Revisionismo histórico

Ocorre que, nos dias de hoje, quando praticamente todas as questões que envolvem negros estão sujeitas ao revisionismo histórico, é evidente que o filme Tempo de Matar acabaria entrando na mira. As críticas vão desde uma visão alegórica dos julgamentos em tribunais, até o fato de que o advogado Jake Brigance é um homem branco, portanto privilegiado, mas cujo olhar para as questões negras é limitado na busca pela compreensão do racismo estrutural. Como se diz na língua de Shakespeare, bullshit!
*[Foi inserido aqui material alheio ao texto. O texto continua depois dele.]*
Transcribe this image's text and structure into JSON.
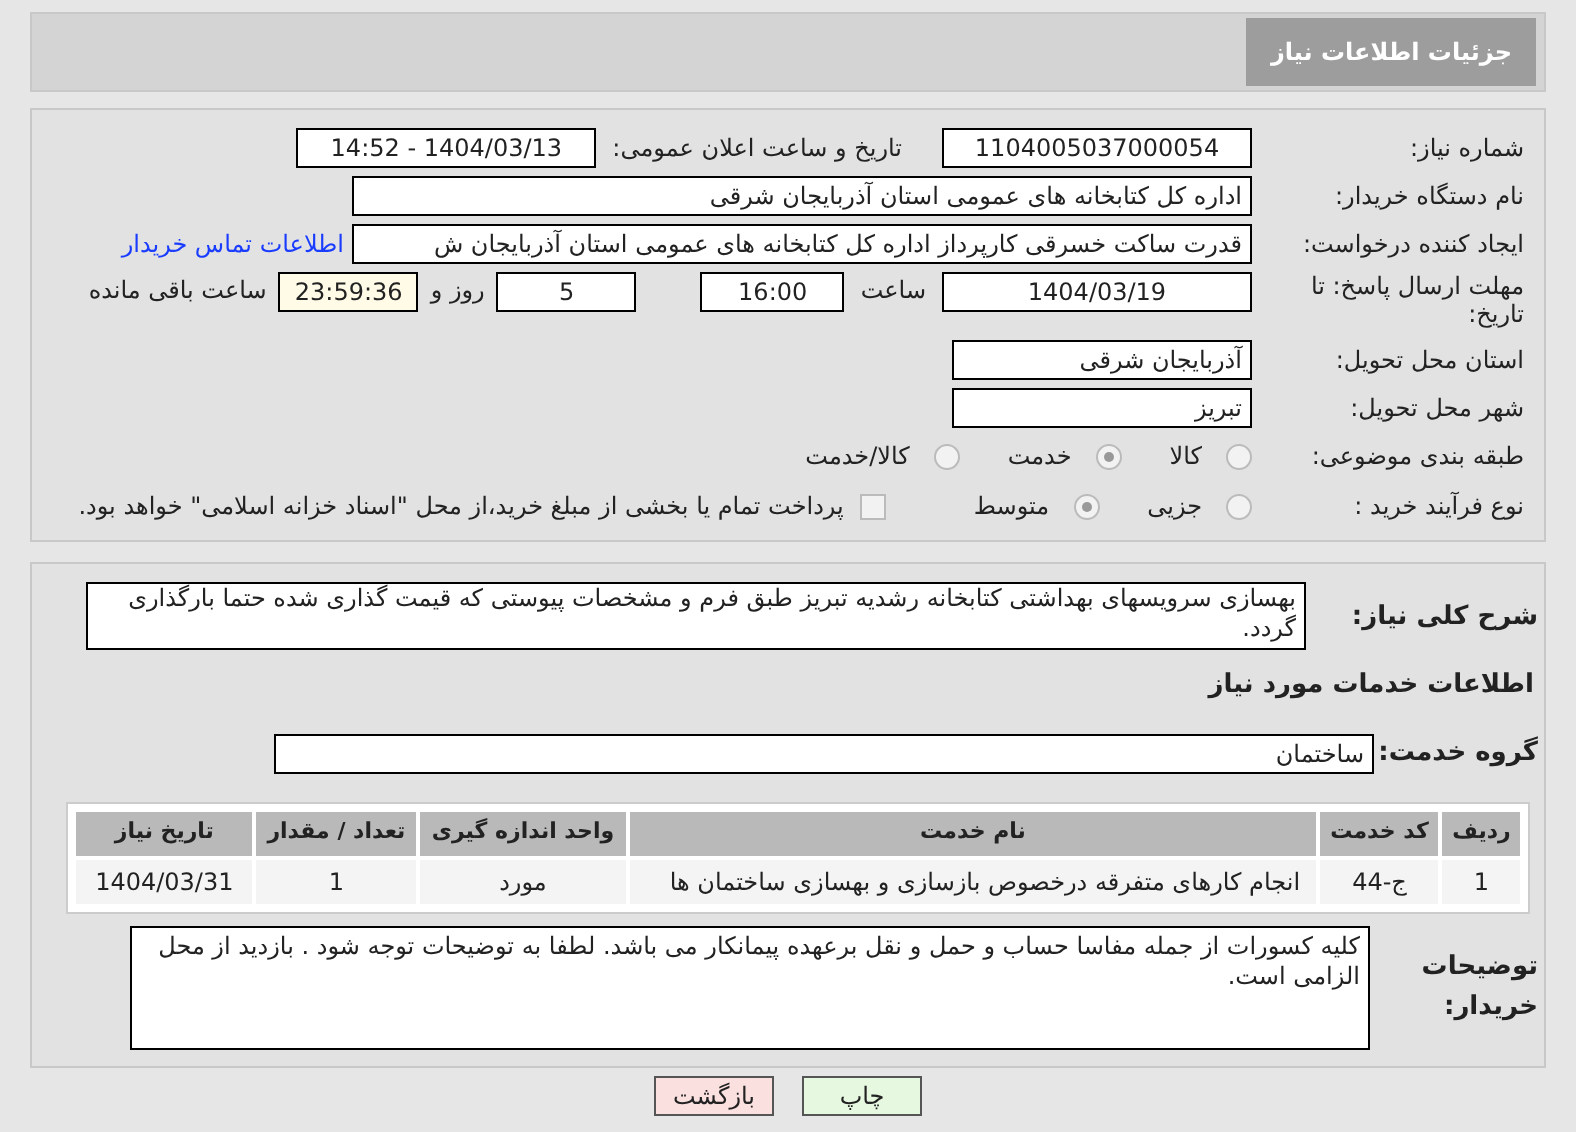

Basta observar que, no tribunal, o juiz é branco, assim como todos os jurados e o promotor Rufus Buckley (Kevin Spacey). Sim, eles são racistas e não escondem que querem a pena de morte para Carl Lee Hailey. Mas eles odeiam mais ainda o advogado branco. É a casa e a família de Brigance que são ameaçadas e atacadas por membros da Klu Klux Klan. Por determinação judicial, a defesa é proibida de mencionar o fato de que uma menina de 10 anos de idade foi estuprada; o julgamento, agora, não trata mais disso, mas sim sobre um duplo homicídio. E, sim, é um homem branco, idealista, conservador e preocupado com a família quem vai usar de toda a sua bagagem jurídica para defender um homem negro.

John Grisham, que lá no final dos anos de 1980 certamente nunca havia ouvido a expressão racismo reverso, atinge a premonição ao incluir na história representantes da NAACP (National Association for the Advancement of Colored People), que literalmente quer dizer Associação Nacional para o Progresso de Pessoas de Cor. Em determinado momento do filme, membros da NAACP procuram Jake Brigance e Carl Lee Hailey oferecendo ajuda. O advogado e principalmente o réu não demoram a perceber que, por trás do discurso raso daquele grupo supostamente defensor dos negros, há somente interesse financeiro. Eis aqui mais uma camada em Tempo de Matar que deve ser apreciada e refletida. Aliás, passados 27 anos, o filme continua tão importante e necessário quanto na época de seu lançamento e não carece de qualquer tipo de revisão. Basta ler as notícias atuais sobre os reais interesses de alguns integrantes do Black Live Matters.